JR鳴門線教会前きようかいまえ駅の北側約五〇〇メートル、標高六四メートルの独立した小山にある山城跡。南は断層崖に面していて急斜面で、北側は中山谷なかやまだに川が城山の裾を洗うように流れている。この谷川は城の防御のために人工的に流路を付替えたようである。また城山東側の孫右衛門まごえもん山と城山西の小山の間にある二ヵ所の谷も、少し手を加えて空堀として利用したようである。城山には東西二つの曲輪を配し、その下方に空堀をめぐらしていた。しかし昭和三三年(一九五八)に鳴門市の上水道配水池が山頂に造られ、その後城山の周囲の斜面が採土のために崩されてしまったため、現在は堀の一部が残るのみで他の遺構はほとんど残っていない。

戦国時代に篠原肥前守(肥後守とも)がいた(城跡記・古城諸将記)。永禄五年(一五六二)三月五日に勝瑞しようずい(現藍住町)三好義賢(之虎)が泉州久米田くめだ(現大阪府岸和田市)合戦で戦死した後、肥前守は剃髪して自遁と称していたが、その後義賢室大形殿との間によからぬ噂が立った。

木津城跡
きづじようあと

[現在地名]木津町大字木津 片山

片山かたやま東側の南北に延びる丘陵しろ(一〇六メートル)の頂上にある。

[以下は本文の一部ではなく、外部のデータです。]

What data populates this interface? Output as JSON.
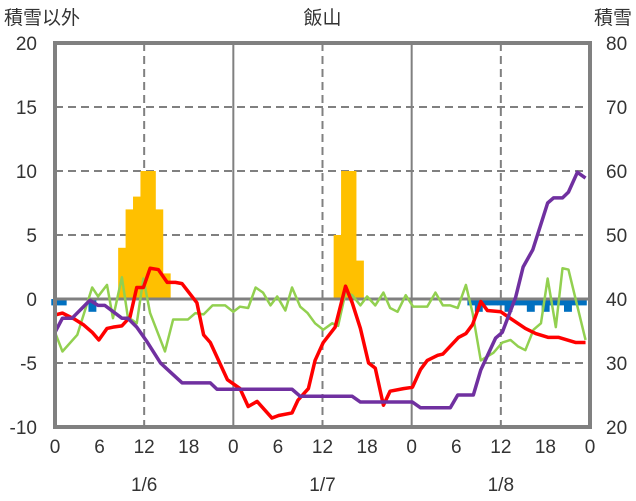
{
  "chart_data": {
    "type": "line",
    "title": "飯山",
    "ylabel_left": "積雪以外",
    "ylabel_right": "積雪",
    "ylim_left": [
      -10,
      20
    ],
    "yticks_left": [
      20,
      15,
      10,
      5,
      0,
      -5,
      -10
    ],
    "ylim_right": [
      20,
      80
    ],
    "yticks_right": [
      80,
      70,
      60,
      50,
      40,
      30,
      20
    ],
    "xlim_hours": [
      0,
      72
    ],
    "xticks": [
      {
        "h": 0,
        "label": "0"
      },
      {
        "h": 6,
        "label": "6"
      },
      {
        "h": 12,
        "label": "12"
      },
      {
        "h": 18,
        "label": "18"
      },
      {
        "h": 24,
        "label": "0"
      },
      {
        "h": 30,
        "label": "6"
      },
      {
        "h": 36,
        "label": "12"
      },
      {
        "h": 42,
        "label": "18"
      },
      {
        "h": 48,
        "label": "0"
      },
      {
        "h": 54,
        "label": "6"
      },
      {
        "h": 60,
        "label": "12"
      },
      {
        "h": 66,
        "label": "18"
      },
      {
        "h": 72,
        "label": "0"
      }
    ],
    "dates": [
      {
        "h": 12,
        "label": "1/6"
      },
      {
        "h": 36,
        "label": "1/7"
      },
      {
        "h": 60,
        "label": "1/8"
      }
    ],
    "grid": true,
    "series": [
      {
        "name": "precipitation",
        "kind": "bar",
        "axis": "left",
        "color": "#FFC000",
        "points": [
          [
            9,
            4
          ],
          [
            10,
            7
          ],
          [
            11,
            8
          ],
          [
            12,
            10
          ],
          [
            13,
            10
          ],
          [
            14,
            7
          ],
          [
            15,
            2
          ],
          [
            38,
            5
          ],
          [
            39,
            10
          ],
          [
            40,
            10
          ],
          [
            41,
            3
          ]
        ]
      },
      {
        "name": "snowfall-change",
        "kind": "bar",
        "axis": "left",
        "color": "#0070C0",
        "points": [
          [
            0,
            -0.5
          ],
          [
            1,
            -0.5
          ],
          [
            5,
            -1.0
          ],
          [
            56,
            -0.5
          ],
          [
            57,
            -1.0
          ],
          [
            58,
            -0.5
          ],
          [
            59,
            -0.5
          ],
          [
            60,
            -0.5
          ],
          [
            61,
            -1.0
          ],
          [
            62,
            -0.5
          ],
          [
            63,
            -0.5
          ],
          [
            64,
            -1.0
          ],
          [
            65,
            -0.5
          ],
          [
            66,
            -1.0
          ],
          [
            67,
            -0.5
          ],
          [
            68,
            -0.5
          ],
          [
            69,
            -1.0
          ],
          [
            70,
            -0.5
          ],
          [
            71,
            -0.5
          ]
        ]
      },
      {
        "name": "green-series",
        "kind": "line",
        "axis": "left",
        "color": "#92D050",
        "points": [
          [
            0,
            -2.6
          ],
          [
            1,
            -4.1
          ],
          [
            3,
            -2.8
          ],
          [
            5,
            0.9
          ],
          [
            5.8,
            0.2
          ],
          [
            7,
            1.1
          ],
          [
            7.8,
            -1.5
          ],
          [
            9,
            1.7
          ],
          [
            9.8,
            -1.4
          ],
          [
            11,
            -1.9
          ],
          [
            11.9,
            1.6
          ],
          [
            12.8,
            -1.1
          ],
          [
            14.8,
            -4.1
          ],
          [
            15.9,
            -1.6
          ],
          [
            17.9,
            -1.6
          ],
          [
            18.9,
            -1.1
          ],
          [
            20,
            -1.2
          ],
          [
            21.2,
            -0.5
          ],
          [
            22.9,
            -0.5
          ],
          [
            24,
            -1.0
          ],
          [
            24.9,
            -0.6
          ],
          [
            26,
            -0.7
          ],
          [
            27,
            0.9
          ],
          [
            28,
            0.5
          ],
          [
            29,
            -0.5
          ],
          [
            29.9,
            0.2
          ],
          [
            31,
            -0.9
          ],
          [
            31.9,
            0.9
          ],
          [
            33,
            -0.6
          ],
          [
            34,
            -1.1
          ],
          [
            35,
            -1.9
          ],
          [
            36.1,
            -2.4
          ],
          [
            37.3,
            -1.9
          ],
          [
            38.1,
            -2.1
          ],
          [
            39.1,
            0.5
          ],
          [
            40,
            0.3
          ],
          [
            41.1,
            -0.5
          ],
          [
            42,
            0.2
          ],
          [
            43.1,
            -0.5
          ],
          [
            44.2,
            0.5
          ],
          [
            45.1,
            -0.7
          ],
          [
            46.1,
            -1.0
          ],
          [
            47.2,
            0.3
          ],
          [
            48.2,
            -0.6
          ],
          [
            50.1,
            -0.6
          ],
          [
            51.2,
            0.5
          ],
          [
            52.2,
            -0.5
          ],
          [
            53.2,
            -0.5
          ],
          [
            54.2,
            -0.7
          ],
          [
            55.3,
            1.1
          ],
          [
            56.2,
            -1.1
          ],
          [
            57.3,
            -4.8
          ],
          [
            59,
            -4.2
          ],
          [
            60.2,
            -3.4
          ],
          [
            61.3,
            -3.2
          ],
          [
            62.3,
            -3.7
          ],
          [
            63.3,
            -4.0
          ],
          [
            64.4,
            -2.4
          ],
          [
            65.4,
            -1.9
          ],
          [
            66.3,
            1.6
          ],
          [
            67.4,
            -2.2
          ],
          [
            68.3,
            2.4
          ],
          [
            69.1,
            2.3
          ],
          [
            71.4,
            -3.2
          ]
        ]
      },
      {
        "name": "temperature",
        "kind": "line",
        "axis": "left",
        "color": "#FF0000",
        "points": [
          [
            0,
            -1.25
          ],
          [
            1,
            -1.1
          ],
          [
            2.7,
            -1.6
          ],
          [
            3.8,
            -2.0
          ],
          [
            5,
            -2.6
          ],
          [
            5.9,
            -3.2
          ],
          [
            7,
            -2.3
          ],
          [
            7.8,
            -2.2
          ],
          [
            9,
            -2.1
          ],
          [
            10.1,
            -1.4
          ],
          [
            11,
            0.9
          ],
          [
            11.9,
            0.9
          ],
          [
            12.8,
            2.4
          ],
          [
            13.9,
            2.3
          ],
          [
            15.1,
            1.3
          ],
          [
            16.2,
            1.3
          ],
          [
            17.1,
            1.2
          ],
          [
            19.1,
            -0.3
          ],
          [
            20,
            -2.8
          ],
          [
            20.9,
            -3.4
          ],
          [
            23.2,
            -6.3
          ],
          [
            24.9,
            -7.0
          ],
          [
            26,
            -8.4
          ],
          [
            27.2,
            -8.0
          ],
          [
            29.2,
            -9.3
          ],
          [
            30.1,
            -9.1
          ],
          [
            31.9,
            -8.9
          ],
          [
            32.7,
            -7.9
          ],
          [
            34.1,
            -7.0
          ],
          [
            35,
            -4.8
          ],
          [
            36.1,
            -3.4
          ],
          [
            37.7,
            -2.2
          ],
          [
            39.1,
            1.0
          ],
          [
            40,
            -0.3
          ],
          [
            41.1,
            -2.3
          ],
          [
            42.2,
            -5.0
          ],
          [
            43.1,
            -5.4
          ],
          [
            44.2,
            -8.3
          ],
          [
            45.1,
            -7.2
          ],
          [
            46.9,
            -7.0
          ],
          [
            48.1,
            -6.9
          ],
          [
            49.2,
            -5.5
          ],
          [
            50.1,
            -4.8
          ],
          [
            51.5,
            -4.4
          ],
          [
            52.2,
            -4.3
          ],
          [
            54.3,
            -3.0
          ],
          [
            55.3,
            -2.7
          ],
          [
            56.2,
            -2.0
          ],
          [
            57.3,
            -0.2
          ],
          [
            58.2,
            -0.9
          ],
          [
            60,
            -1.0
          ],
          [
            61,
            -1.4
          ],
          [
            63.3,
            -2.3
          ],
          [
            64.7,
            -2.7
          ],
          [
            66.4,
            -3.0
          ],
          [
            67.8,
            -3.0
          ],
          [
            70.1,
            -3.4
          ],
          [
            71.4,
            -3.4
          ]
        ]
      },
      {
        "name": "snow-depth",
        "kind": "line",
        "axis": "right",
        "color": "#7030A0",
        "points": [
          [
            0,
            34.8
          ],
          [
            1,
            37
          ],
          [
            2.3,
            37
          ],
          [
            4.7,
            39.8
          ],
          [
            5.8,
            39
          ],
          [
            6.7,
            39
          ],
          [
            9,
            37
          ],
          [
            9.8,
            37
          ],
          [
            11,
            35.6
          ],
          [
            12.4,
            33.3
          ],
          [
            14.2,
            30
          ],
          [
            15.5,
            28.6
          ],
          [
            17.1,
            26.9
          ],
          [
            20.9,
            26.9
          ],
          [
            21.8,
            25.9
          ],
          [
            31.9,
            25.9
          ],
          [
            33,
            24.8
          ],
          [
            40,
            24.8
          ],
          [
            41.1,
            23.9
          ],
          [
            48.1,
            23.9
          ],
          [
            49.2,
            23
          ],
          [
            53.2,
            23
          ],
          [
            54.2,
            25
          ],
          [
            56.3,
            25
          ],
          [
            57.3,
            28.9
          ],
          [
            59.3,
            33.9
          ],
          [
            60.2,
            34.8
          ],
          [
            62,
            40.3
          ],
          [
            63,
            45
          ],
          [
            64.3,
            47.7
          ],
          [
            66.3,
            55
          ],
          [
            67.1,
            55.8
          ],
          [
            68.3,
            55.8
          ],
          [
            69.1,
            56.7
          ],
          [
            70.3,
            59.8
          ],
          [
            71.4,
            58.9
          ]
        ]
      }
    ]
  }
}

西・北は眼下木津郷木津川を望み、奈良街道を押え、東は市坂いちさか鹿背山かせやまを結ぶ谷筋道を押える要衝の地にあった。

初見は「経覚私要鈔」文明三年(一四七一)四月二二日条に「終日木津打出、椿井、高林、延命寺等、西方焼払云々」とみえる。応仁の乱による木津を舞台とする東西両軍の合戦は、文明二年大内勢の進出に始まり、その戦乱の様子は「大乗院寺社雑事記」「経覚私要鈔」などの同七年五月、同九年一〇月から一一月、同一五年五月、山城国一揆の成立する同一七年の間に散見される。

木津城跡
きつじようあと

[現在地名]網野町字木津

今井いまい集落の南方山頂にある。多くの郭と堀切・土塁を設けた堅固な室町期の山城である。元弘三年(一三三三)五月二〇日付熊谷直久軍忠状(熊谷家文書)に「同十四日、木津庄毛呂弥八郎破城畢」とある城をこの城に比定する説がある。

「丹後旧事記」によれば、天正(一五七三―九二)頃の城主は赤尾但馬守であった。